Negli ultimi anni sono sempre di più le organizzazioni che decidono di agire strategicamente e che per raggiungere questo scopo scelgono di dotarsi di una piattaforma integrata. Il primo passo che devono affrontare per progettare e implementare applicativi ad hoc è impostare un accorto data management. Solo a partire da un’attenta analisi dei bisogni, delle abitudini e dei pattern di azione identificabili per categorie specifiche di consumatori, riusciranno infatti a sviluppare una cultura dei dati che sia allo stesso tempo data-driven e insight-driven, che garantisca cioè l’accessibilità alle informazioni realmente necessarie su cui il management potrà basare, consapevolmente e più correttamente, le proprie decisioni.

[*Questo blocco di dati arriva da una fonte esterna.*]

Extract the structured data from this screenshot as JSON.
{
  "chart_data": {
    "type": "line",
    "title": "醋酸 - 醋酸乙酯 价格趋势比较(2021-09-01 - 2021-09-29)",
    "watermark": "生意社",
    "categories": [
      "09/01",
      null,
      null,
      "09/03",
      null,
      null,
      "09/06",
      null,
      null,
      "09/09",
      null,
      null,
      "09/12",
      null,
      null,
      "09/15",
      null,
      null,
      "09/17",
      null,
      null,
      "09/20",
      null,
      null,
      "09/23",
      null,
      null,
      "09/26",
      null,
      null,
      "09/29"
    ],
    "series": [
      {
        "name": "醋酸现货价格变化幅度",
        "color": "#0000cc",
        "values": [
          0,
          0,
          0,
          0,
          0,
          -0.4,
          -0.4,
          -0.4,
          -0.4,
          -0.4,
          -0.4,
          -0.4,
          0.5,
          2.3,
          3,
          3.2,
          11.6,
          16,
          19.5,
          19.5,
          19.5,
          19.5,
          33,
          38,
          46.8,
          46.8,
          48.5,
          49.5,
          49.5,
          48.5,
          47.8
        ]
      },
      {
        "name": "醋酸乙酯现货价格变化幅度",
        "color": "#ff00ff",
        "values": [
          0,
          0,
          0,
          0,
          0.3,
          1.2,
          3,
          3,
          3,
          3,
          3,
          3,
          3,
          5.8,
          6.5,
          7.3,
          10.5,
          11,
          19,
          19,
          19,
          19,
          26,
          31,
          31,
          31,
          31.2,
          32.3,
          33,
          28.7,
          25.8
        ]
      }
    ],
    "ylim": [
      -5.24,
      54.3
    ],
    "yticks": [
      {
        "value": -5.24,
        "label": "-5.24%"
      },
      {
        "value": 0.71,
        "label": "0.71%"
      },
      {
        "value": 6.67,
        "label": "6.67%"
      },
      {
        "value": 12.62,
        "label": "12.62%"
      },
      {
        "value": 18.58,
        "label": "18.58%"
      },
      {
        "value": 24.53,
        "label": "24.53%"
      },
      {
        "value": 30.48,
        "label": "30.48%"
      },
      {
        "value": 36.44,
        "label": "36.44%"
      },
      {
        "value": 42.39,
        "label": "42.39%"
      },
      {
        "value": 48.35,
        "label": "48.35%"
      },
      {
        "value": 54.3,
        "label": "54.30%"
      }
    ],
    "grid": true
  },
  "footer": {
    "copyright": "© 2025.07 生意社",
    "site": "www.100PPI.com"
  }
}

Una piattaforma evoluta, deve ridisegnare i processi della gestione del credito in base ai needs dell’organizzazione. Per farlo deve offrire:

  • una copertura completa delle diverse funzioni aziendali così da ottimizzare le routine collaborative tra gli attori del processo;
  • un workflow flessibile e aggiornabile in tempo reale per una governance reale dei processi;
  • strumenti di monitoraggio in tempo reale, da impostare per migliorare i livelli di servizio al consumatore;
  • un sistema di comunicazione automatizzato e altamente responsive a disposizione del cliente pagatore.

Tra gli strumenti più avanzati, in grado di potenziare la trasformazione digitale di un’azienda con features indispensabili di interattività e personalizzazione ci sono quelli messi a punto da Doxee per la PA: Doxee Pvideo® e Doxee Pweb®, di cui parleremo più avanti in questo articolo, procedono ben oltre la semplice conversione di un documento cartaceo in un documento informatico sfruttando a pieno le potenzialità della dematerializzazione per gestire in modo innovativo ed efficace gli insoluti aziendali.

 

Come le piattaforme di gestione dei crediti possono ottimizzare le attività del credit management

La componenti principali di cui il credit management deve occuparsi in modo strategico e strutturato sono sostanzialmente due.

  1. Riduzione dei tentativi di pagamento non riuscito;
  2. Miglioramento della comunicazione con il cliente.

Ottimizzare le tattiche grazie alle quali produrre i migliori risultati su ciascuna di queste tre dimensioni operative è essenziale per migliorare le relazioni con i clienti, estendere il ciclo di vita del prodotto o servizio e ridurre il tasso di abbandono. L’impiego di piattaforme di gestione dei crediti applicative progettate per gestire e recuperare il credito si inquadra all’interno di un cambio di passo, che sposta il focus degli investimenti sull’esperienza dell’utente, piuttosto che sulla mera attività di riscossione.

 

1. Ottimizzare la gestione dei solleciti con tentativi di pagamento automatici

La gestione del sollecito è, in primo luogo, l’atto di tentare più volte i pagamenti non riusciti nella speranza che la riscossione dell’insoluto abbia alla fine successo.

 

I pagamenti elettronici: a che punto siamo in Italia?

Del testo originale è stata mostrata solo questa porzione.